Minorar la fiscalidad
La fiscalidad inmobiliaria debe ser otro tema a revisar durante el curso si lo que se quiere es dinamizar el mercado, según la mayoría de entendidos. Juan Enrique Varona, catedrático de Derecho Financiero y Tributario en la Universidad de Cantabria y autor del libro La Fiscalidad de la Vivienda en España, así lo cree: "La vivienda es objeto de una excesiva presión fiscal desde su construcción hasta su compra y tenencia". Varona cita los numerosos gravámenes en vigor: IBI, IVA, ITP, impuesto sobre Construcciones, plusvalía, Sucesiones y Donaciones, etc. "Convendría reducir esta presión fiscal y simplificar esta maraña tributaria", opina. Entre sus propuestas, destaca la supresión o rebaja sustancial del Impuesto de Actos Jurídicos Documentados y del ITP, en manos de las comunidades autónomas, lo que impide que puedan tomarse soluciones a nivel estatal.
Orden estadístico
La cascada de estadísticas inmobiliarias se ha convertido en una información de doble filo y en otra asignatura pendiente. El exceso de datos satura y confunde, como ha analizado este suplemento en varias ocasiones. De ahí que lo más conveniente, según los expertos, sea ver las tendencias. Julio Gil, presidente de la Fundación de Estudios Inmobiliarios (FEI), lo tiene claro: "La realidad estadística existente es muy mejorable". Gil defiende la necesidad de diferenciar las estadísticas oficiales de las privadas, para después unificarlas y evitar datos de instituciones públicas dispares e incluso contradictorios por cuestiones de retardo, metodología, fuente, etc. "Considero que cada aspecto relevante del mercado (precios, transacciones, etc.) debería estar recogidos en una sola estadística oficial, con una metodología clara y estable, acompañada por un gran rigor y control", matiza. Una propuesta ambiciosa que hace que el orden estadístico sea una asignatura de las más complejas al requerir de una gran burocracia.
Profesionalización
Un curso más, la vivienda debe aspirar a mejorar el que es, posiblemente, su punto más débil: la profesionalización. Mientras que en los países más avanzados, la intermediación es obra de profesionales, en España esta filosofía sigue sin calar y predomina la idea de que cualquiera puede vender o comprar una casa o abrir una agencia. "Poco a poco, esto está cambiando, pero aún estamos en un periodo de transición. El cliente es más consciente de que necesita un agente igual que requiere de dentista, economista, electricista, etc. y el sector debe darle una respuesta", admite María José Corrales, presidenta de la Asociación Empresarial de la Gestión Inmobiliaria (Aegi).

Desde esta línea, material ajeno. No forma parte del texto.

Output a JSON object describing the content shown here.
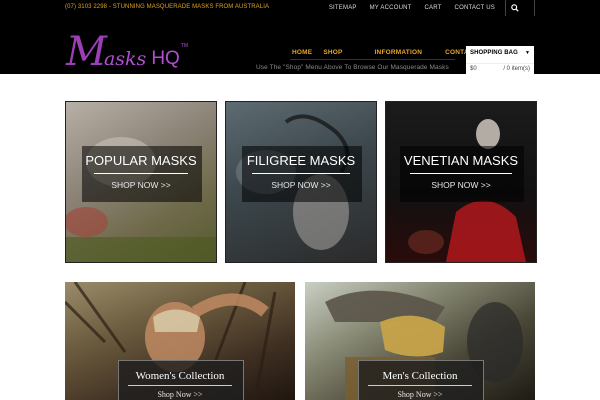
{
  "topbar": {
    "phone_text": "(07) 3103 2298 - STUNNING MASQUERADE MASKS FROM AUSTRALIA",
    "links": [
      "SITEMAP",
      "MY ACCOUNT",
      "CART",
      "CONTACT US"
    ],
    "search_icon": "search-icon"
  },
  "logo": {
    "m": "M",
    "asks": "asks",
    "hq": "HQ",
    "tm": "TM"
  },
  "nav": {
    "items": [
      "HOME",
      "SHOP",
      "INFORMATION",
      "CONTACT US"
    ],
    "hint": "Use The \"Shop\" Menu Above To Browse Our Masquerade Masks"
  },
  "bag": {
    "title": "SHOPPING BAG",
    "total": "$0",
    "count": "/ 0 item(s)"
  },
  "tiles": [
    {
      "title": "POPULAR MASKS",
      "cta": "SHOP NOW >>"
    },
    {
      "title": "FILIGREE MASKS",
      "cta": "SHOP NOW >>"
    },
    {
      "title": "VENETIAN MASKS",
      "cta": "SHOP NOW >>"
    },
    {
      "title": "Women's Collection",
      "cta": "Shop Now >>"
    },
    {
      "title": "Men's Collection",
      "cta": "Shop Now >>"
    }
  ],
  "colors": {
    "accent": "#e8a62a",
    "logo": "#b04fd0",
    "bar": "#000000"
  }
}
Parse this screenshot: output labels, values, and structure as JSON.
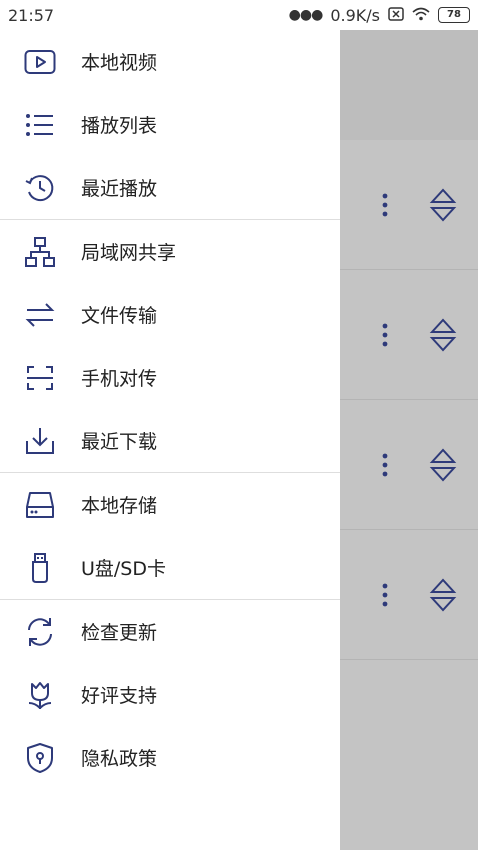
{
  "status_bar": {
    "time": "21:57",
    "network_speed": "0.9K/s",
    "battery": "78"
  },
  "drawer": {
    "groups": [
      [
        {
          "label": "本地视频",
          "icon": "video-icon"
        },
        {
          "label": "播放列表",
          "icon": "list-icon"
        },
        {
          "label": "最近播放",
          "icon": "history-icon"
        }
      ],
      [
        {
          "label": "局域网共享",
          "icon": "network-icon"
        },
        {
          "label": "文件传输",
          "icon": "transfer-icon"
        },
        {
          "label": "手机对传",
          "icon": "scan-icon"
        },
        {
          "label": "最近下载",
          "icon": "download-icon"
        }
      ],
      [
        {
          "label": "本地存储",
          "icon": "storage-icon"
        },
        {
          "label": "U盘/SD卡",
          "icon": "usb-icon"
        }
      ],
      [
        {
          "label": "检查更新",
          "icon": "refresh-icon"
        },
        {
          "label": "好评支持",
          "icon": "flower-icon"
        },
        {
          "label": "隐私政策",
          "icon": "shield-icon"
        }
      ]
    ]
  },
  "colors": {
    "icon": "#2e3a7a",
    "overlay": "#c4c4c4"
  }
}
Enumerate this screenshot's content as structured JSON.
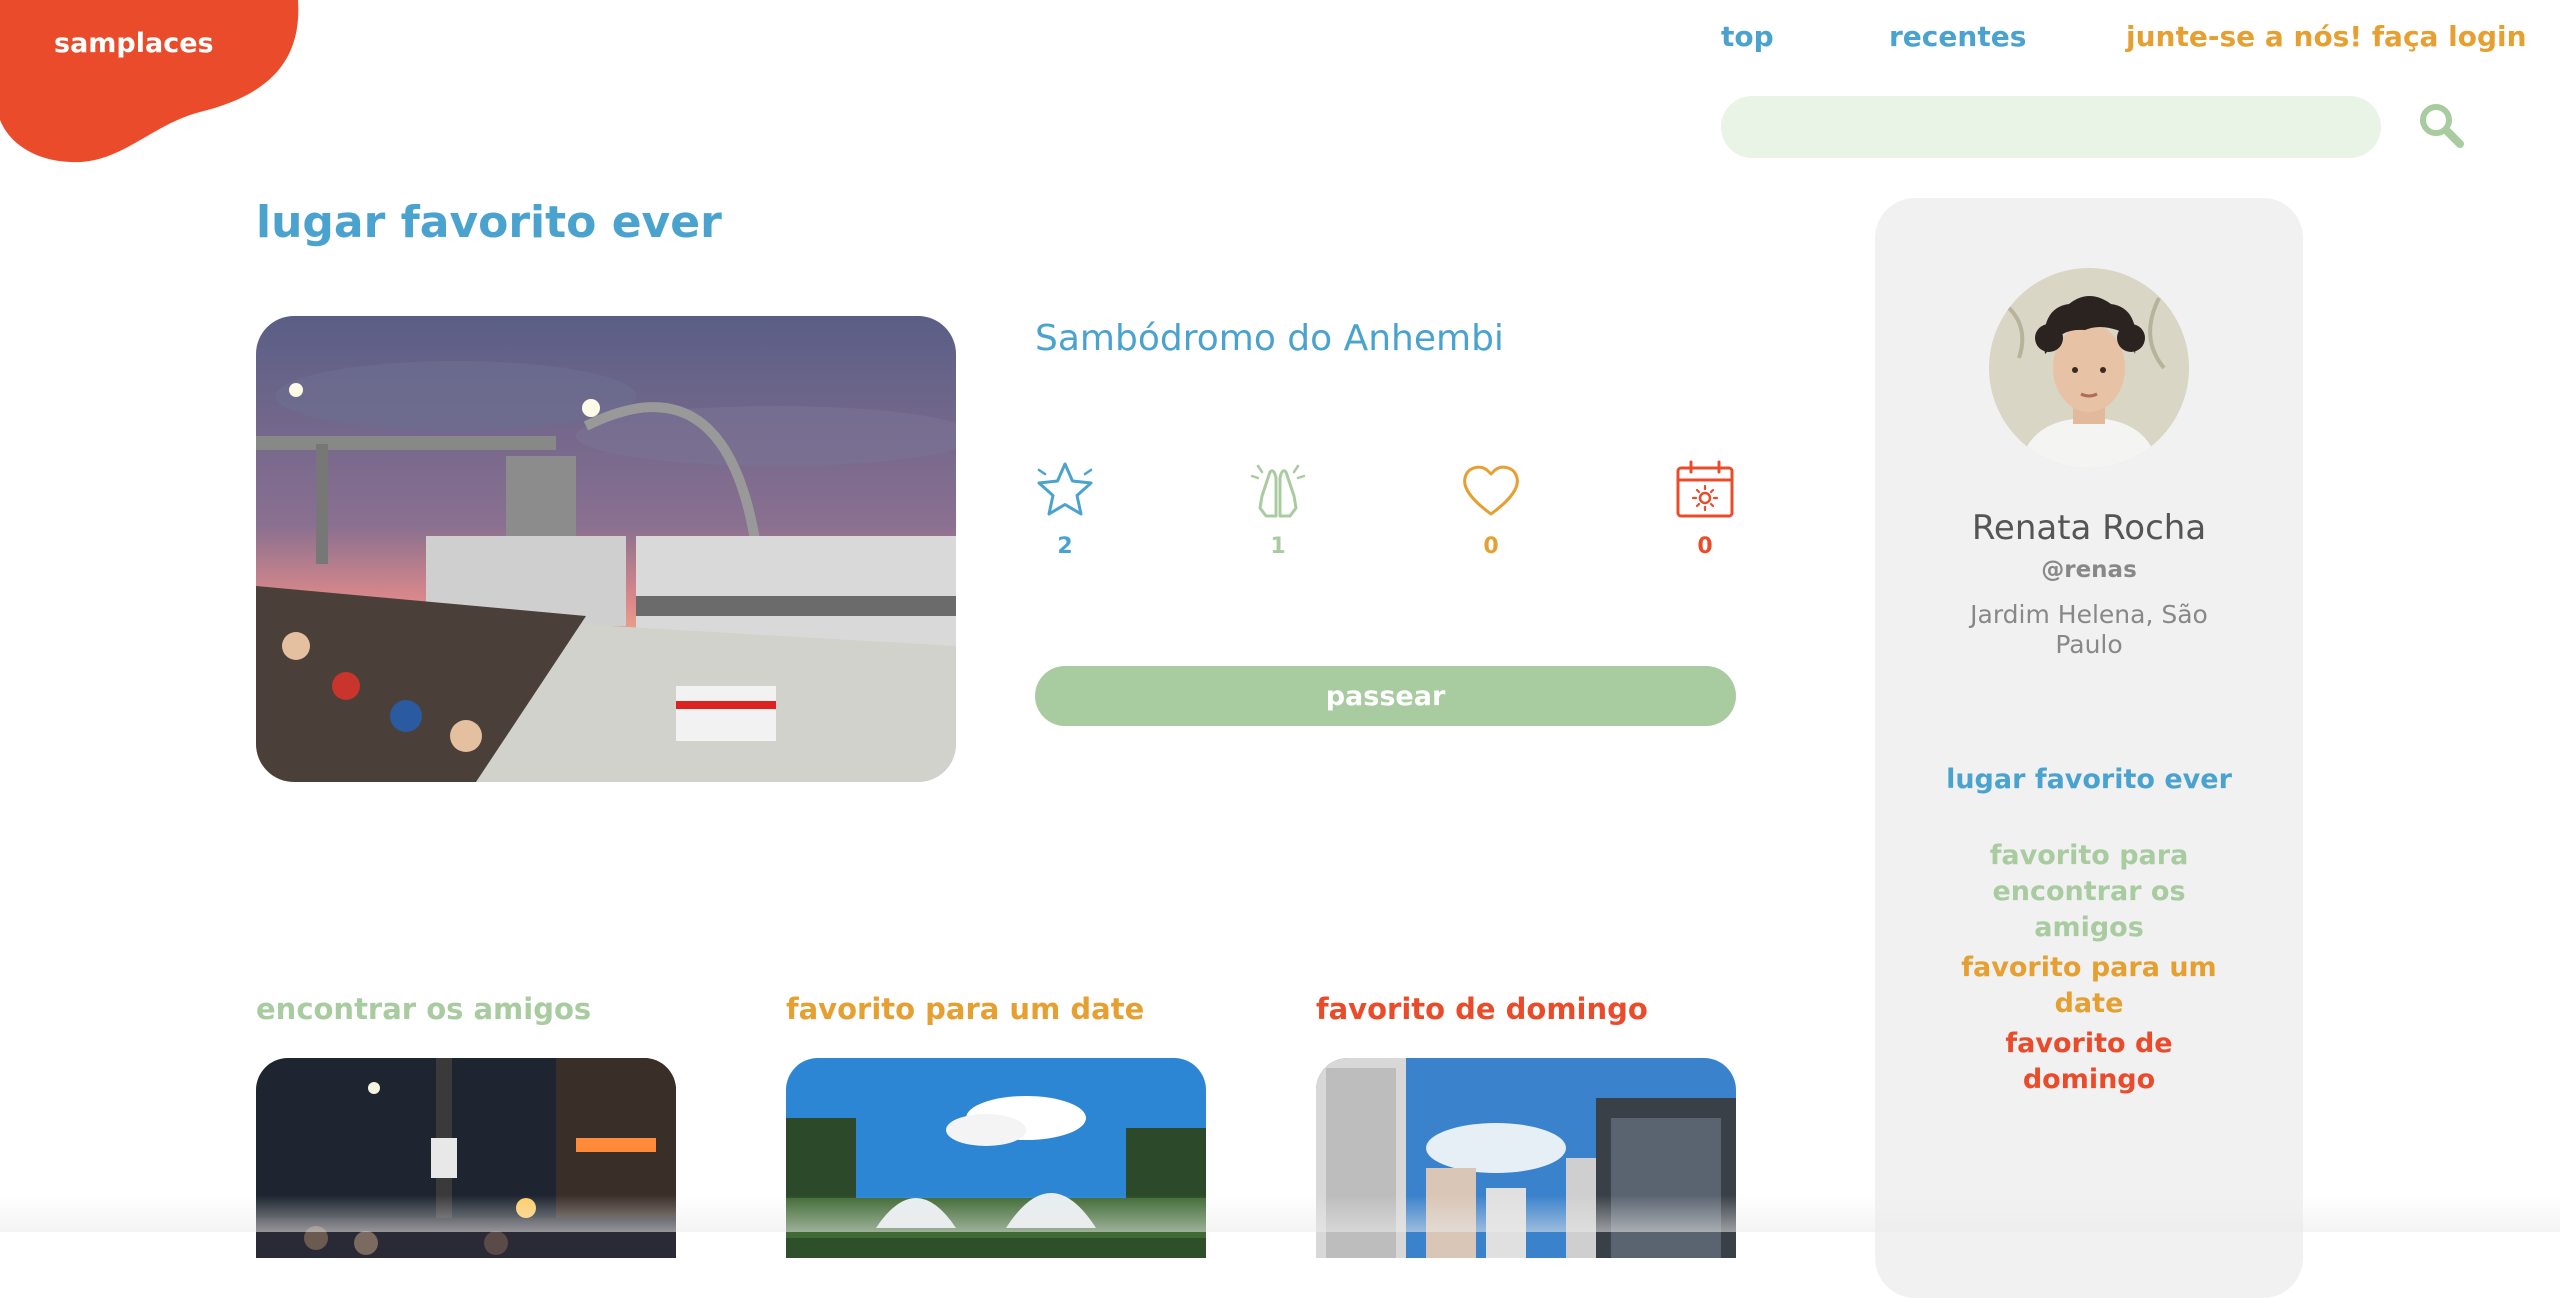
{
  "brand": {
    "name": "samplaces",
    "color": "#ea4b2a"
  },
  "nav": {
    "top": "top",
    "recentes": "recentes",
    "login": "junte-se a nós! faça login"
  },
  "search": {
    "placeholder": ""
  },
  "main": {
    "title": "lugar favorito ever",
    "place_name": "Sambódromo do Anhembi",
    "stats": [
      {
        "icon": "star-icon",
        "count": "2",
        "color": "#4aa3cf"
      },
      {
        "icon": "praying-hands-icon",
        "count": "1",
        "color": "#a8cba0"
      },
      {
        "icon": "heart-icon",
        "count": "0",
        "color": "#e6a032"
      },
      {
        "icon": "calendar-sun-icon",
        "count": "0",
        "color": "#ea4b2a"
      }
    ],
    "button_label": "passear"
  },
  "sections": [
    {
      "title": "encontrar os amigos",
      "color": "#a8cba0"
    },
    {
      "title": "favorito para um date",
      "color": "#e6a032"
    },
    {
      "title": "favorito de domingo",
      "color": "#ea4b2a"
    }
  ],
  "profile": {
    "name": "Renata Rocha",
    "handle": "@renas",
    "location": "Jardim Helena, São Paulo",
    "links": [
      {
        "label": "lugar favorito ever",
        "color": "#4aa3cf"
      },
      {
        "label": "favorito para encontrar os amigos",
        "color": "#a8cba0"
      },
      {
        "label": "favorito para um date",
        "color": "#e6a032"
      },
      {
        "label": "favorito de domingo",
        "color": "#ea4b2a"
      }
    ]
  }
}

Corrales apuesta por que el sector impulse una normativa común que regule a los operadores. "El camino es la especialización. Para empezar, debería exigirse unos requisitos mínimos legales y de formación", comenta Corrales, quien no descartaría incluso la creación de una titulación. "Un agente inmobiliario debe saber que no vende una casa, sino conocimiento y experiencia para ayudar a solucionar uno de los problemas más importantes de todas las familias", señala. En su opinión, en el nuevo ciclo que empieza, el mercado tiene una oportunidad para mejorar su baja nota en esta materia.
Mejorar el producto
El último de los puntos a examen inmobiliario sería la calidad del producto. Si ya durante la crisis las promotoras se han aplicado al respecto, esta apuesta debería reafirmarse. La demanda se ha vuelto más exigente y busca mejores casas, como remarca David Botín, director del Área de Promoción de ACR Grupo. Para que una promoción apruebe esta asignatura, Botín indica que debe cumplir con unos altos parámetros, tanto de superficie (amplia) como de calidad (en acabados e instalaciones y aislamientos). Entre estas cualidades, destaca "el diseño adaptado a las necesidades del cliente". Otro aspecto clave, según Botín, sería el ahorro energético y el bajo mantenimiento de la vivienda. En su opinión, esforzándose en estos apartados, el aprobado está asegurado.